Roy Innis, national chairman of the Congress of Racial Equality, shoved the Rev. Al Sharpton to the floor yesterday during the taping of a nationally syndicated television program.
The two men later continued the discussion of leadership among blacks, said Bill Boggs, executive producer of the program, the Morton Downey Jr. show.
The incident occurred during taping of the talk show at the Apollo Theater in Harlem. Excerpts of the tape were shown on the WWOR-TV evening news.
During the taping, Mr. Sharpton criticized Mr. Innis for ''kowtowing'' to Attorney General Robert Abrams, Mr. Boggs said.
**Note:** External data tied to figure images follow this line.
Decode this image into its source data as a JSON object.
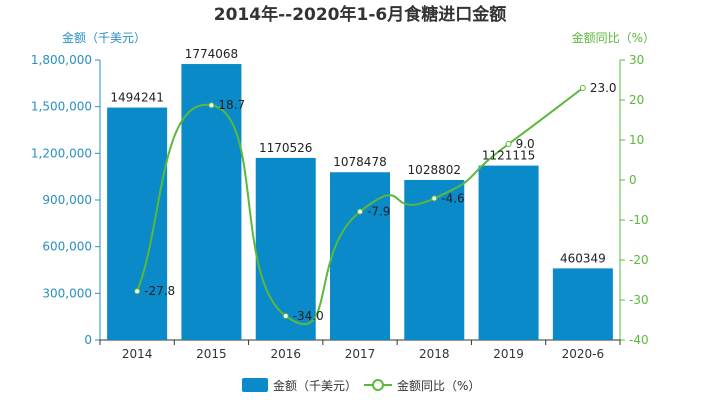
{
  "colors": {
    "bar": "#0a8ac8",
    "line": "#5ab83c",
    "axis_left": "#2a8fc4",
    "axis_right": "#5ab83c",
    "text": "#333333"
  },
  "chart_data": {
    "type": "bar",
    "title": "2014年--2020年1-6月食糖进口金额",
    "categories": [
      "2014",
      "2015",
      "2016",
      "2017",
      "2018",
      "2019",
      "2020-6"
    ],
    "series": [
      {
        "name": "金额（千美元）",
        "type": "bar",
        "axis": "left",
        "values": [
          1494241,
          1774068,
          1170526,
          1078478,
          1028802,
          1121115,
          460349
        ]
      },
      {
        "name": "金额同比（%）",
        "type": "line",
        "axis": "right",
        "values": [
          -27.8,
          18.7,
          -34.0,
          -7.9,
          -4.6,
          9.0,
          23.0
        ]
      }
    ],
    "ylabel_left": "金额（千美元）",
    "ylabel_right": "金额同比（%）",
    "ylim_left": [
      0,
      1800000
    ],
    "ylim_right": [
      -40,
      30
    ],
    "yticks_left": [
      "0",
      "300,000",
      "600,000",
      "900,000",
      "1,200,000",
      "1,500,000",
      "1,800,000"
    ],
    "yticks_right": [
      "-40",
      "-30",
      "-20",
      "-10",
      "0",
      "10",
      "20",
      "30"
    ],
    "bar_labels": [
      "1494241",
      "1774068",
      "1170526",
      "1078478",
      "1028802",
      "1121115",
      "460349"
    ],
    "line_labels": [
      "-27.8",
      "18.7",
      "-34.0",
      "-7.9",
      "-4.6",
      "9.0",
      "23.0"
    ],
    "legend_position": "bottom",
    "grid": false
  }
}
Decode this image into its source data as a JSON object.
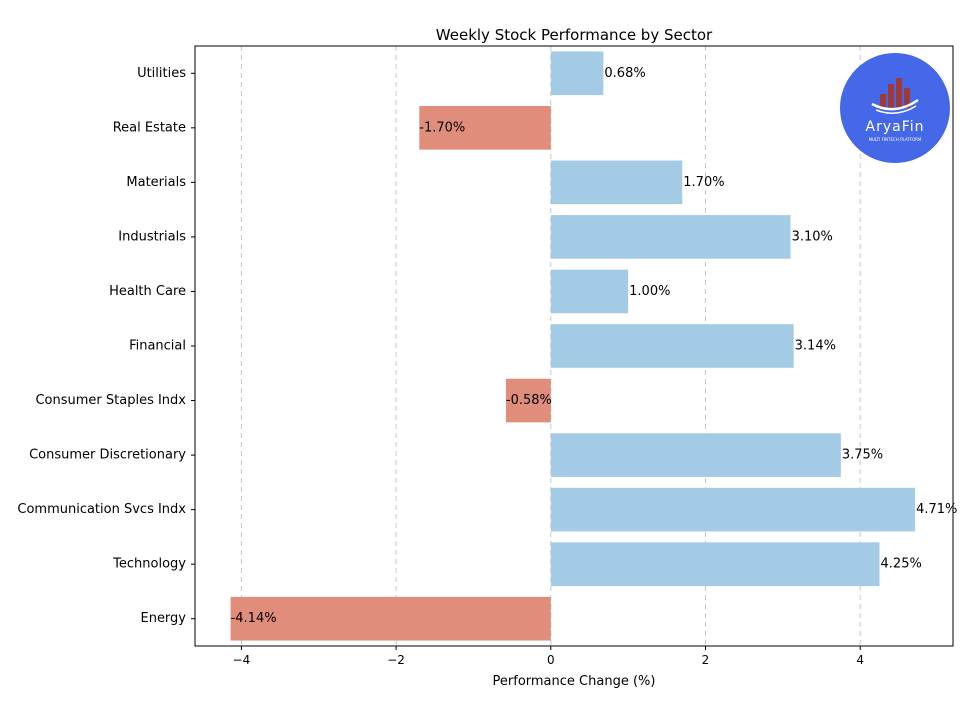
{
  "chart_data": {
    "type": "bar",
    "orientation": "horizontal",
    "title": "Weekly Stock Performance by Sector",
    "xlabel": "Performance Change (%)",
    "ylabel": "",
    "xlim": [
      -4.6,
      5.2
    ],
    "xticks": [
      -4,
      -2,
      0,
      2,
      4
    ],
    "xtick_labels": [
      "−4",
      "−2",
      "0",
      "2",
      "4"
    ],
    "grid": "vertical dashed",
    "categories": [
      "Utilities",
      "Real Estate",
      "Materials",
      "Industrials",
      "Health Care",
      "Financial",
      "Consumer Staples Indx",
      "Consumer Discretionary",
      "Communication Svcs Indx",
      "Technology",
      "Energy"
    ],
    "values": [
      0.68,
      -1.7,
      1.7,
      3.1,
      1.0,
      3.14,
      -0.58,
      3.75,
      4.71,
      4.25,
      -4.14
    ],
    "value_labels": [
      "0.68%",
      "-1.70%",
      "1.70%",
      "3.10%",
      "1.00%",
      "3.14%",
      "-0.58%",
      "3.75%",
      "4.71%",
      "4.25%",
      "-4.14%"
    ],
    "colors": {
      "positive": "#a3cbe5",
      "negative": "#e08d7b"
    }
  },
  "logo": {
    "name": "AryaFin",
    "tagline": "MULTI FINTECH PLATFORM",
    "background": "#4468e8",
    "bars_color": "#9e3a3a"
  }
}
In response, Mr. Innis cited his appearance on a Downey Show in June that dealt with the Brawley case. According to Mr. Boggs, Mr. Innis told Mr. Sharpton that during that show, he had come to Mr. Sharpton's defense, ''in spite of all those shenanigans'' in the case.
Mr. Sharpton is one of three advisers of Tawana Brawley, the black Wappingers Falls teen-ager who has indicated that she was kidnapped and raped by a group of white men last November. Mr. Sharpton and the other advisers, lawyers, Alton H. Maddox and C. Vernon Mason, have told Miss Brawley not to cooperate with the investigation of of the incident, which is headed by Mr. Abrams.
Mr. Innis has repeatedly labeled the case as a ''hoax'' and has described Miss Brawley's advisers as the ''three Stooges.''
After order was restored on the set, the two men agreed to a boxing match sometime in the fall, Mr. Boggs said.